L’article 15 traite le sujet des dividendes. Outre le fait que l’article stipule que les dividendes, ayant leur source dans un des Etats contractant, sont imposables dans l’autre Etat lorsqu’ils sont payés à un résident de cet autre Etat, ce qui va nous intéresser ici, est la définition du terme « dividendes » applicable à l’article en question. Pour reprendre les termes du paragraphe 5 de l’article, « le terme ‘dividendes’ employé dans le présent article désigne […] les revenus provenant d’actions, actions ou bons de jouissance, parts de mine, parts de fondateur ou autres parts bénéficiaires ainsi que les revenus d’autres parts sociales soumis au même régime que les revenus d’actions par la législation fiscale de l’Etat dont la société distributrice est un résident ». Donc, si la société distributrice est résidente française, pour être considérés comme dividendes, les revenus distribués doivent être soumis au même régime que les revenus d’actions dans la législation française.
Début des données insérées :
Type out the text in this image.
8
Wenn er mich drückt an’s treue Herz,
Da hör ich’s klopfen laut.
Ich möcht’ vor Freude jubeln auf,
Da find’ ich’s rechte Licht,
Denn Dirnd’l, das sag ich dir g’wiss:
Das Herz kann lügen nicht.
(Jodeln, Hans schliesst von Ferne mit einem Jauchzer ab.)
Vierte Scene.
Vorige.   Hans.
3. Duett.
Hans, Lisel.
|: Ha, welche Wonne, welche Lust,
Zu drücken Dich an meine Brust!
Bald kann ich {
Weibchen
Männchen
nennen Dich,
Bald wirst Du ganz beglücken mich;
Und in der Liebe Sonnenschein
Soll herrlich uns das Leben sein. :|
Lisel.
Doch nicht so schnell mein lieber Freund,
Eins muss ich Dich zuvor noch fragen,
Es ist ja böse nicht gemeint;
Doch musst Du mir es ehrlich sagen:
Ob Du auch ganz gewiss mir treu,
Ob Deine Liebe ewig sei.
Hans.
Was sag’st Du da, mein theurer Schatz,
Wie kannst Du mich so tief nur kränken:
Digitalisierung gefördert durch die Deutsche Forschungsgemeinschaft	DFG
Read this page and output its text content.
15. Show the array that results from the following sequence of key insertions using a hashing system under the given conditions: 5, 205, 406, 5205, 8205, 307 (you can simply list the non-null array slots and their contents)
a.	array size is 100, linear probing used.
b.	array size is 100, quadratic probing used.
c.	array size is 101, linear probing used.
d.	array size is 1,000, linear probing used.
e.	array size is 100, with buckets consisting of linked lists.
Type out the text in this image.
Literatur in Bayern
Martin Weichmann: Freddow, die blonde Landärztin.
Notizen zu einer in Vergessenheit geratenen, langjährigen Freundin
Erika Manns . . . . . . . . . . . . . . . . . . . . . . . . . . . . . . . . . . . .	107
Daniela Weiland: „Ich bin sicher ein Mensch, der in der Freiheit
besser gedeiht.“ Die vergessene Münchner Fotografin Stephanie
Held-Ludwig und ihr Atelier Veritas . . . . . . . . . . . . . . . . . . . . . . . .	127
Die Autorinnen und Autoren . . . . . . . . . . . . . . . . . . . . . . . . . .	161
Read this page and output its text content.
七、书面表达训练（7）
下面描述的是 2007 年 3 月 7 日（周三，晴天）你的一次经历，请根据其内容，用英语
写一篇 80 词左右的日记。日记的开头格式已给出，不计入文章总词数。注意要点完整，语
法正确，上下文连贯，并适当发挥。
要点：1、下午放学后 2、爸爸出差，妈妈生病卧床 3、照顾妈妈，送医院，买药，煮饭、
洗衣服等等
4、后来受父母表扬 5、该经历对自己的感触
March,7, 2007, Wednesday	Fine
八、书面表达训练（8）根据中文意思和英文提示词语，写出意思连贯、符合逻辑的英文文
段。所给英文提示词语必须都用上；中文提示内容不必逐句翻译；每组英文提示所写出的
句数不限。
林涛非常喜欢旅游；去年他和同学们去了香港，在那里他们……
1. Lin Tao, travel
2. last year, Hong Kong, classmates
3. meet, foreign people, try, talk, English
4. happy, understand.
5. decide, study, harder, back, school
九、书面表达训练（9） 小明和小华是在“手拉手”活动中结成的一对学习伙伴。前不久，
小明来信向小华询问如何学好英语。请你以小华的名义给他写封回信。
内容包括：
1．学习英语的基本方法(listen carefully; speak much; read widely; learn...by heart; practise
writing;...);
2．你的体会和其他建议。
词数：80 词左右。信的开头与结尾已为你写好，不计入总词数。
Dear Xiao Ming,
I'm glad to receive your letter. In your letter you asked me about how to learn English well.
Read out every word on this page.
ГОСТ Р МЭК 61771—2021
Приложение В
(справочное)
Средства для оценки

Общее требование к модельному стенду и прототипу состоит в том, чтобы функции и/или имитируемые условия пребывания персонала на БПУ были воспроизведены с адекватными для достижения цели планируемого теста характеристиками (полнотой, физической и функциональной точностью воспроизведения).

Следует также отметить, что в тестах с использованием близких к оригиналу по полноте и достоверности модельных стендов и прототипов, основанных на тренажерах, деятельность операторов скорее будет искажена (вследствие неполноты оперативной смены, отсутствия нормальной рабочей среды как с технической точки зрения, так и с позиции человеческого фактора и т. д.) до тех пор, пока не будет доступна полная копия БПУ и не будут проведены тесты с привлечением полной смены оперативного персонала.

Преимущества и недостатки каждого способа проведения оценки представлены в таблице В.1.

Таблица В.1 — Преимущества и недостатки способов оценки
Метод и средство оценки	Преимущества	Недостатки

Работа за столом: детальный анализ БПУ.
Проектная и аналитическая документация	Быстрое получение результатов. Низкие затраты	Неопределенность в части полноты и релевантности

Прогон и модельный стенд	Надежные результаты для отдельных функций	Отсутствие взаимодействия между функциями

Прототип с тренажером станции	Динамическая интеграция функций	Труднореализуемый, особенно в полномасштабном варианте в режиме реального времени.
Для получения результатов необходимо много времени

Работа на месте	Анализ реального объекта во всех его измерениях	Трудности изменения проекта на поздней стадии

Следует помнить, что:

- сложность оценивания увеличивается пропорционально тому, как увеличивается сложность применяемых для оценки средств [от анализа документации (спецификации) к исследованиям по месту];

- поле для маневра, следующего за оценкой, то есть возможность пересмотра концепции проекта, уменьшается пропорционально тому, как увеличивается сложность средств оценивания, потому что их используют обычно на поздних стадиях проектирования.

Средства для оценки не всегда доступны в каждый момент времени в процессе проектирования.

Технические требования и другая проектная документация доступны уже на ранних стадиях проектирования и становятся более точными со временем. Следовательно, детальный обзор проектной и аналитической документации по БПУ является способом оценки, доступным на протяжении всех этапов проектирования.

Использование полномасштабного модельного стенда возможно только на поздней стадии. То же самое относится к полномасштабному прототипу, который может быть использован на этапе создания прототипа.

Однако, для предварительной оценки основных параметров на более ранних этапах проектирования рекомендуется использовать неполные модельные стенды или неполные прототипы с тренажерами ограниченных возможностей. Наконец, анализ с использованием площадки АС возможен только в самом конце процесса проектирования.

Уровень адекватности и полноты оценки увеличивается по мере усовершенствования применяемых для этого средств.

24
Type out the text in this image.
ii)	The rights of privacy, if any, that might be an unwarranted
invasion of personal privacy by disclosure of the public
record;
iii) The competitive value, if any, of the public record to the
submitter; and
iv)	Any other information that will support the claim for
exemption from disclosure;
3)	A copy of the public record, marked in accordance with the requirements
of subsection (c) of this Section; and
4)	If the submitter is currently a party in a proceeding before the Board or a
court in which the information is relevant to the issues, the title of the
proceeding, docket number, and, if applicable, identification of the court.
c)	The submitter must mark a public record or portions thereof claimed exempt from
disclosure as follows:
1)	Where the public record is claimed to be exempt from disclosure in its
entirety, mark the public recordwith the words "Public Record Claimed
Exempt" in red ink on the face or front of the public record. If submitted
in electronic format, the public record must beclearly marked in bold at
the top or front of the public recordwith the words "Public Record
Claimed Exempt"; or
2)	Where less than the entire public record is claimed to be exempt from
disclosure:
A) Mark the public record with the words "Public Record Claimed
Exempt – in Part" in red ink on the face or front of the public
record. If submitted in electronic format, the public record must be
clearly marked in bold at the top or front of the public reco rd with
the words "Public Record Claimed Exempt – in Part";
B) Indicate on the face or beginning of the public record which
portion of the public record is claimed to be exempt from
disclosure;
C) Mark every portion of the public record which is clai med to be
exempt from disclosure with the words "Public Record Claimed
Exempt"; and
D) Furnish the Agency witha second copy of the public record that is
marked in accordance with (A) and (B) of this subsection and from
ARTICLE 18 DE LA CONVENTION

Cet article fait office de « disposition balai », en stipulant que les revenus qui ne sont pas traités dans la convention ne sont imposables que dans l’Etat du résident concerné. Il nous sera utile lorsque nous parlerons de la classification des revenus des SCI ainsi que des plus-values sur actions dans la suite de l’exposé.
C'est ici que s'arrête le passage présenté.